Ultimately I won his business.
Shameless plug: I eventually stopped doing SEO for Marcus Lemonis and have been building SEOJet, the link management software I used to help him and many other sites get to page 1 for some super competitive phrases with very few links.
The software uses data from thousands of links to #1 ranked web pages and builds out link maps for each of your pages. All you have to do is go get the links. Then watch as your client’s rankings rise to the top of Google.
What To Do When A Business Can’t Afford SEO
In an ideal world every phone call you ever get will be from a company that truly understands the value of SEO and has an unlimited budget, but the reality is those phone calls are very few and far between.
So you have to get creative when you speak with a small business and you know that they are extremely budget conscious.
You should have ready at anytime three SEO packages that you can pitch a company depending on what they can realistically afford.

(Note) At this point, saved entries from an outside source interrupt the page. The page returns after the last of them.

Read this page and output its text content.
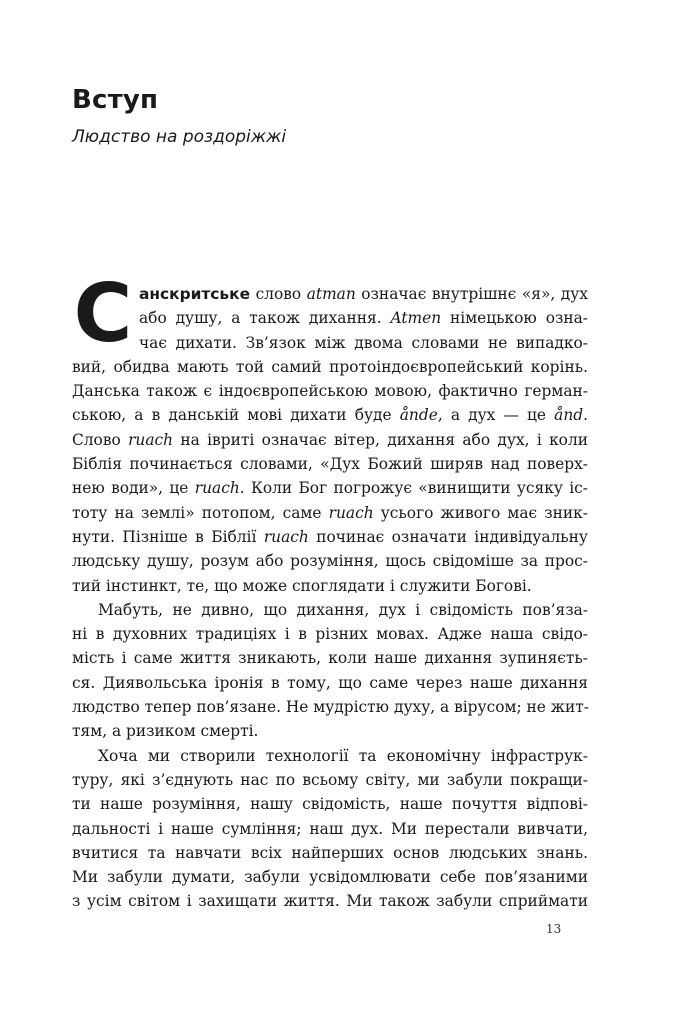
Вступ

Людство на роздоріжжі

С анскритське слово atman означає внутрішнє «я», дух
або душу, а також дихання. Atmen німецькою озна-
чає дихати. Зв’язок між двома словами не випадко-
вий, обидва мають той самий протоіндоєвропейський корінь.
Данська також є індоєвропейською мовою, фактично герман-
ською, а в данській мові дихати буде ånde, а дух — це ånd.
Слово ruach на івриті означає вітер, дихання або дух, і коли
Біблія починається словами, «Дух Божий ширяв над поверх-
нею води», це ruach. Коли Бог погрожує «винищити усяку іс-
тоту на землі» потопом, саме ruach усього живого має зник-
нути. Пізніше в Біблії ruach починає означати індивідуальну
людську душу, розум або розуміння, щось свідоміше за прос-
тий інстинкт, те, що може споглядати і служити Богові.
Мабуть, не дивно, що дихання, дух і свідомість пов’яза-
ні в духовних традиціях і в різних мовах. Адже наша свідо-
мість і саме життя зникають, коли наше дихання зупиняєть-
ся. Диявольська іронія в тому, що саме через наше дихання
людство тепер пов’язане. Не мудрістю духу, а вірусом; не жит-
тям, а ризиком смерті.
Хоча ми створили технології та економічну інфраструк-
туру, які з’єднують нас по всьому світу, ми забули покращи-
ти наше розуміння, нашу свідомість, наше почуття відпові-
дальності і наше сумління; наш дух. Ми перестали вивчати,
вчитися та навчати всіх найперших основ людських знань.
Ми забули думати, забули усвідомлювати себе пов’язаними
з усім світом і захищати життя. Ми також забули сприймати
13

Each package should provide the client with a measurable success that will drive more revenue. The lower end package will obviously target fewer key phrases or areas with a natural expansion with each package.
This way you don’t have to turn away business if you really want or need it, but can also provide a valuable service to your client.
Sometimes it just won’t make sense for you and you should absolutely turn a potential client away. Not every client is a good fit for your SEO company. When you take on a client who really isn’t a good fit, they start to eat away your time because they are unhappy. And this of course will make you unhappy.
The other option here is to help a smaller client get creative in the things they can do themselves to save money. For example, you can have them write their own guest posts and then have you to the outreach for them. Because the bulk of the cost comes in the link building phase this will help dramatically bring down costs for them.
When you are deciding how much to charge an SEO client, be sure to charge them enough so that you can do the job they deserve and get paid what you deserve.